Atkinson C T, Aikawa M, Perry G, Fujino T, Bennett V, Davidson E A, Howard R J
Institute of Pathology, Case Western Reserve University, Cleveland, OH 44106.
Eur J Cell Biol. 1988 Feb;45(2):192-9.
The distributions of ankyrin, spectrin, band 3, and glycophorin A were examined in Plasmodium falciparum-infected erythrocytes by immunoelectron microscopy to determine whether movement of parasite proteins and membrane vesicles between the parasitophorous vacuole membrane and erythrocyte surface membrane involves internalization of host membrane skeleton proteins. Monospecific rabbit antisera to spectrin, band 3 and ankyrin and a mouse monoclonal antibody to glycophorin A reacted with these erythrocyte proteins in infected and uninfected human erythrocytes by immunoblotting. Cross-reacting malarial proteins were not detected. The rabbit sera also failed to immunoprecipitate [3H]isoleucine labeled malarial proteins from Triton X-100 and sodium dodecyl sulfate (SDS) extracts of infected erythrocytes. These three antibodies as well as the monoclonal antibody to glycophorin A bound to the membrane skeleton of infected and uninfected erythrocytes. The parasitophorous vacuole membrane was devoid of bound antibody, a result indicating that this membrane contains little, if any, of these host membrane proteins. With ring-, trophozoite- and schizont-infected erythrocytes, spectrin, band 3 and glycophorin A were absent from intracellular membranes including Maurer's clefts and other vesicles in the erythrocyte cytoplasm. In contrast, Maurer's clefts were specifically labeled by anti-ankyrin antibody. There was a slight, corresponding decrease in labeling of the membrane skeleton of infected erythrocytes. A second, morphologically distinct population of circular, vesicle-like membranes in the erythrocyte cytoplasm was not labeled with anti-ankyrin antibody. We conclude that membrane movement between the host erythrocyte surface membrane and parasitophorous vacuole membrane involves preferential sorting of ankyrin into a subpopulation of cytoplasmic membranes.

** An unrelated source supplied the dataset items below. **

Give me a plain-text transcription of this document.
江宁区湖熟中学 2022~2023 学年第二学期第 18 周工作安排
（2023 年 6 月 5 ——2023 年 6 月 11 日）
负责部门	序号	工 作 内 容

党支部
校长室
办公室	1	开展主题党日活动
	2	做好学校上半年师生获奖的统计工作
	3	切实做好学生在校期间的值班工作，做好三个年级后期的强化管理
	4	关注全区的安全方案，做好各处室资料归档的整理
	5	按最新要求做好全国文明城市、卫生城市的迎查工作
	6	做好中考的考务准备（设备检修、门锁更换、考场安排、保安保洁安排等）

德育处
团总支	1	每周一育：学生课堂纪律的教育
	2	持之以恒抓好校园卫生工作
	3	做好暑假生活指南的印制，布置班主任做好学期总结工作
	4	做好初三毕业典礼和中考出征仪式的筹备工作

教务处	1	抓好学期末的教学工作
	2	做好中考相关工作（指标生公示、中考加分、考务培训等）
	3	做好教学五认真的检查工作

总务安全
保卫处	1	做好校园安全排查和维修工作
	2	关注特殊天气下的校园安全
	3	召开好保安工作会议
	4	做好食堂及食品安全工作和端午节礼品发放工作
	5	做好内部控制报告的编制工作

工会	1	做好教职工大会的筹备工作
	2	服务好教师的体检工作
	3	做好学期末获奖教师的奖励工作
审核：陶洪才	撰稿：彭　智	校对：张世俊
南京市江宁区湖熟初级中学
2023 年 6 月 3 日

通过免疫电子显微镜检查恶性疟原虫感染的红细胞中锚蛋白、血影蛋白、带3蛋白和血型糖蛋白A的分布,以确定寄生虫蛋白和膜泡在寄生泡膜与红细胞表面膜之间的移动是否涉及宿主膜骨架蛋白的内化。抗血影蛋白、带3蛋白和锚蛋白的单特异性兔抗血清以及抗血型糖蛋白A的小鼠单克隆抗体,通过免疫印迹法与感染和未感染的人类红细胞中的这些红细胞蛋白发生反应。未检测到交叉反应的疟原虫蛋白。兔血清也未能从感染红细胞的Triton X-100和十二烷基硫酸钠(SDS)提取物中免疫沉淀[3H]异亮氨酸标记的疟原虫蛋白。这三种抗体以及抗血型糖蛋白A的单克隆抗体与感染和未感染红细胞的膜骨架结合。寄生泡膜上没有结合的抗体,这一结果表明该膜中几乎不含有这些宿主膜蛋白(如果有的话)。对于环状体、滋养体和裂殖体感染的红细胞,包括毛氏小体和红细胞胞质中的其他小泡在内的细胞内膜中不存在血影蛋白、带3蛋白和血型糖蛋白A。相比之下,毛氏小体被抗锚蛋白抗体特异性标记。感染红细胞的膜骨架的标记略有相应减少。红细胞胞质中第二种形态上不同的圆形、囊泡样膜群体未被抗锚蛋白抗体标记。我们得出结论,宿主红细胞表面膜与寄生泡膜之间的膜移动涉及锚蛋白优先分选到细胞质膜的一个亚群中。